Run evaluations using the high-level run_pipeline.py script:

# Test GCG against all compatible models (on SLURM cluster)  
python ./scripts/run_pipeline.py --methods GCG --models all --step all --mode slurm  

# Or evaluate your own Llama 2 7B fine-tune locally  
python ./scripts/run_pipeline.py --methods all --models your_llama2_7b --step all --mode local

Add custom models by editing configs/model_configs/models.yaml—just specify the model ID and inference parameters.
Integrate custom attacks by creating a new subfolder in baselines/ and implementing the RedTeamingMethod interface.

The framework’s modular design ensures you can start simple and add complexity only when needed.

Limitations and Real-World Considerations

While powerful, HarmBench has practical boundaries to consider:

Configuration overhead for advanced methods: Techniques like AutoDAN, PAIR, and TAP require manual creation of experiment configs for new models, which adds setup time.
Scope of harmful behaviors: Evaluations are limited to the predefined behavior categories in the benchmark.

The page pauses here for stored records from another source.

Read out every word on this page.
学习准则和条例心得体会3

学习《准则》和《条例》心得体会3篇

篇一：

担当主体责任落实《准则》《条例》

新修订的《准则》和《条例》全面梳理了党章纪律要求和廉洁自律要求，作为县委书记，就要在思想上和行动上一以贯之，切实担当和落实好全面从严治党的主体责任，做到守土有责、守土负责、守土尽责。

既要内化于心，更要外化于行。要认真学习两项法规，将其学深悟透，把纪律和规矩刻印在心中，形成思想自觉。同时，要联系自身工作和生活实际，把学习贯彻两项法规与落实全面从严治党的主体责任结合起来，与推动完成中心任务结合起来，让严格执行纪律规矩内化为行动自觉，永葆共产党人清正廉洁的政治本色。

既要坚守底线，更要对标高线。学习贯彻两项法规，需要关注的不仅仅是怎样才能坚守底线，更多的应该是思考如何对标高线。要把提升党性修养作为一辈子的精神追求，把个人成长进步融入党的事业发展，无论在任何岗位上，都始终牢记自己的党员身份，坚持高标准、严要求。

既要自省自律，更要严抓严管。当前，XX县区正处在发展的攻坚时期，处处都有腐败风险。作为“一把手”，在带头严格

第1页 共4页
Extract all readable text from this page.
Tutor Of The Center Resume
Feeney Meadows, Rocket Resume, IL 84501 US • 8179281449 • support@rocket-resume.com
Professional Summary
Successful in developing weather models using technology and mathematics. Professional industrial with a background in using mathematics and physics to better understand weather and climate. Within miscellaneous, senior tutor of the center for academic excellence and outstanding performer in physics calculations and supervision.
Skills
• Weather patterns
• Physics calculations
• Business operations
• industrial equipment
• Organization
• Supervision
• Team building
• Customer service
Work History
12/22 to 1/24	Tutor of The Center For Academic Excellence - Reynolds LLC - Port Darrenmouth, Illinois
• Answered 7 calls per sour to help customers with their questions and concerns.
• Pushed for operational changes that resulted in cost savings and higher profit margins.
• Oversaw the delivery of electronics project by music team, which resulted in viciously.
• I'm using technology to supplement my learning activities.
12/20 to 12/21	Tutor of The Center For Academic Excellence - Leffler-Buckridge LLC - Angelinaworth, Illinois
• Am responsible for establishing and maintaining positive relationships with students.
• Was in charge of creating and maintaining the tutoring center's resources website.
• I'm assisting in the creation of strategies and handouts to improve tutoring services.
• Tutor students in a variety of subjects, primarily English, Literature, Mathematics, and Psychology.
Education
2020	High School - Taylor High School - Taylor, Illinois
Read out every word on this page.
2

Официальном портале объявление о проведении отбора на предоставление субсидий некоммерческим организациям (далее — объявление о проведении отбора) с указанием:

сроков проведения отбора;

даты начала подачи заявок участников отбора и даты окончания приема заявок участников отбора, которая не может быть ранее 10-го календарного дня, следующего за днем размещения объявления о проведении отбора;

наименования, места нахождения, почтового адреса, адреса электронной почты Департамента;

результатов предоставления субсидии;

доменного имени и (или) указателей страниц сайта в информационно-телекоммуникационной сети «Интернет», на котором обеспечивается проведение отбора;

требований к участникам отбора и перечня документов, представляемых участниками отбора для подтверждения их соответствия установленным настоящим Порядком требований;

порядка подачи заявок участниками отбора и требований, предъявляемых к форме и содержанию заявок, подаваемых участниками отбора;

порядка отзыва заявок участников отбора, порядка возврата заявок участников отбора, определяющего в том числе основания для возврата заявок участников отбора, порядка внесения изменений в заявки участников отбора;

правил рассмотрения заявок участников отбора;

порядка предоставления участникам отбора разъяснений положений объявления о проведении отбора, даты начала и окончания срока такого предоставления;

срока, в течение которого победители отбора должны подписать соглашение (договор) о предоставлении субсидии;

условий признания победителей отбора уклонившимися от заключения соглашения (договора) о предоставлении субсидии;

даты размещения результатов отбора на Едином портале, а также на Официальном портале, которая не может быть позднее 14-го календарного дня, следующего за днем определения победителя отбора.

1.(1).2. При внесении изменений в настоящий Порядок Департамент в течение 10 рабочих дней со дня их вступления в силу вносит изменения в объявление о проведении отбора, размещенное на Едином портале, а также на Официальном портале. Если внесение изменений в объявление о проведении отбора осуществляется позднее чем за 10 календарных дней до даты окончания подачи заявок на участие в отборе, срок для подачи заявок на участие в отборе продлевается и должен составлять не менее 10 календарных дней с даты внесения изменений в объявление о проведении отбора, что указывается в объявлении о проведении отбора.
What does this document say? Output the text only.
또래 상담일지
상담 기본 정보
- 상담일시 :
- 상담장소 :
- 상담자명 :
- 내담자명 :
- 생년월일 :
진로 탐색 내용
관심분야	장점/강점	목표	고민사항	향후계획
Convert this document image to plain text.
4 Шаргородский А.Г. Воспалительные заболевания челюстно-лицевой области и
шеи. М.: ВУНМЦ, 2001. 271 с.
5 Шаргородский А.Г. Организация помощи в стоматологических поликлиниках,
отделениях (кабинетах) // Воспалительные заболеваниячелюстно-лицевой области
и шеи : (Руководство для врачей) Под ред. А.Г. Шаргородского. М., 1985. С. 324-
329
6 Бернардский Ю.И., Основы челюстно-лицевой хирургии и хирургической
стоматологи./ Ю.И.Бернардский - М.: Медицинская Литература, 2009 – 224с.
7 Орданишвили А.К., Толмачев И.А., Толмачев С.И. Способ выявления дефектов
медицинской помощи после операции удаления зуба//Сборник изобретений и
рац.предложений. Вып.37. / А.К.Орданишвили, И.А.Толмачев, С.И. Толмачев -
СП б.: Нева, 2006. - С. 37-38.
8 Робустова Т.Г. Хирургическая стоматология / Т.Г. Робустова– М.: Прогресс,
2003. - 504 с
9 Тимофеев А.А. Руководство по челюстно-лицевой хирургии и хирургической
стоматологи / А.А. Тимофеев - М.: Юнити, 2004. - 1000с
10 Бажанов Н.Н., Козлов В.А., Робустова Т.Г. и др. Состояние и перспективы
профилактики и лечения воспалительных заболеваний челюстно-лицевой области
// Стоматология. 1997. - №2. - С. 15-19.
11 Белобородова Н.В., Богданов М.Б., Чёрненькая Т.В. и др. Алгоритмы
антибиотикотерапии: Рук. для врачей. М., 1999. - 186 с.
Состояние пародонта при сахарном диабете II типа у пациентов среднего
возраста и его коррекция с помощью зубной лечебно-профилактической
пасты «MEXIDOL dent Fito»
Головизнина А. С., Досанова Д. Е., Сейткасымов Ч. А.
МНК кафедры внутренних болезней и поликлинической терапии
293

Custom threat models may require extending the dataset.
Compute demands: Large-scale runs (e.g., 18 methods × 33 models) require significant GPU resources—though the local_parallel mode mitigates this for smaller teams.
Focus on textual harms: While multimodal support exists, the core framework is optimized for text-based attacks and refusals.

These constraints don’t diminish HarmBench’s value but help set realistic expectations for integration planning.

Summary

HarmBench fills a critical gap in the LLM safety ecosystem by providing a standardized, scalable, and open evaluation framework for automated red teaming. For technical decision-makers, it removes the guesswork from safety benchmarking, enabling evidence-based choices about which models to deploy, which defenses to adopt, and how to measure progress over time. With minimal setup, broad compatibility, and production-ready execution modes, HarmBench empowers teams to systematically harden their AI systems against real-world misuse—without becoming research experts in adversarial attacks.